All broken thingsstarted with tiny cracks. Some grew quickly, with little time to fix them. Others happened slowly and were never noticed until it was too late.
There were two broken things in the library that night: Rist and his understanding of the world.
Rist sat in a small nook on the top floor of the truly enormous Beronan Library, a curtain drawn. The Circle had its own library, but he’d wanted to be alone. Splayed out on the table before him was every letter he had ever received from his parents. He had spent hours going over them. Calen’s words echoed in his mind.
“Rist, your mam and dad are alive. They’re safe. They tortured them, Rist, but I broke them free.”
Those words had sounded again and again and again. Even when Rist slept. They gnawed at him from the inside out. What had Calen meant?
Rist dropped his elbows to the table and clasped the back of his head.
Calen was the Draleid. Calen was the one who had burned Kingspass, the one who had incited the rebellion. How was that even possible? Nothing made sense. Nothing.

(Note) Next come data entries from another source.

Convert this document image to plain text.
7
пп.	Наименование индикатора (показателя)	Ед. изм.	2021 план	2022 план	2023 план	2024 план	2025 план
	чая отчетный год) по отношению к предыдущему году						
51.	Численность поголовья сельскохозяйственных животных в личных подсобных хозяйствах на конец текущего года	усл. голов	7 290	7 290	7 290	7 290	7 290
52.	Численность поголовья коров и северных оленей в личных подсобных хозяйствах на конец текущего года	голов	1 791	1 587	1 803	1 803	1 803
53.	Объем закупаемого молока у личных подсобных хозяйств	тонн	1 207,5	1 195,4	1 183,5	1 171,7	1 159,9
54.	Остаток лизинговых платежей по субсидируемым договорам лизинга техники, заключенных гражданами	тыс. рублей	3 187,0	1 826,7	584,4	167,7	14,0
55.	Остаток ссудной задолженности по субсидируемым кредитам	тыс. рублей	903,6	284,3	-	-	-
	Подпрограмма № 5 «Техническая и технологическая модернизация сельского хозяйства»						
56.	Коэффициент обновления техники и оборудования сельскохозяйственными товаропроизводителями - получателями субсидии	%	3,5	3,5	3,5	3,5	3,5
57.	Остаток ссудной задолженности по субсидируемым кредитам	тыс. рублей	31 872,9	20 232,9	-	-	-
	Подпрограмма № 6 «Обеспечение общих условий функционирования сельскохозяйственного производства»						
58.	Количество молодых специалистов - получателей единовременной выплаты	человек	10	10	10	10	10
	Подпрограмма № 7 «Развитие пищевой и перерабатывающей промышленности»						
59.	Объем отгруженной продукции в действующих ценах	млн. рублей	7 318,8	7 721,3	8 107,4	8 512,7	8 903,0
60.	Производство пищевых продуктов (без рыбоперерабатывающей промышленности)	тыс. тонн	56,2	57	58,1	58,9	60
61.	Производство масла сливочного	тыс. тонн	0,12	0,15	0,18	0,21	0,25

Pieces were missing. How could he solve a puzzle with the pieces missing? He needed to speak to Garramon. There were things the man hadn’t told him, and he knew it. He’d always known it, but he simply hadn’t realised quite how large those things were. He knew if he asked Garramon a straight question, the man would answer him. He would.
Where are my parents? Have you lied to me?
The curtain slid open, and Rist found himself staring up at Fane Mortem. Every fibre of his body told him to grab the letters and hide them, but it was too late.
“You and I are alike in so many ways, Rist.” The emperor dropped himself into the armchair on the other side of the table as though he were Rist’s oldest friend in the world. “The library was always where I went when I sought peace… or answers.” He glanced down at the letters on the table. He smiled. “I wish I had parents as dedicated as yours to send so many letters. Mine sent me off to The Order when I was barely old enough to read. There was coin, you see, as reimbursement. I didn’t see them again until I was… oh, perhaps in my twenty-sixth year? Cherish them, Rist. A mother and father like that are worth holding on to.”
“Emperor Mortem…” Rist tried his hardest not to stare down at the letters. “I wasn’t expecting to see you here.”
“I’m not staying long. A little birdie told me you were here, and I just wanted to check in. I saw Garramon after his return from the battle, but not you. Azrim reported to me that you showed a great deal of strength in dealing with the Draleid. Perhaps it is time we see if you are fit to join the ranks of the Arcarians. What do you think?”
“Already? Now? Tonight?”
Fane stared at him a moment, tilting his head to the side, then smiled. “No, not tonight. But I believe we are very close.” Fane leaned across the table. “You have the power within you, Rist. I felt it from the first day I met you. You have the power to change the world, just like I did, just like Garramon. I will guide you.”
The curtain moved once again, and this time a Praetorian in ruby red plate stood in the nook’s opening. He bowed to Fane. “Emperor, Helios has returned. Commander Daethana has sent a message.”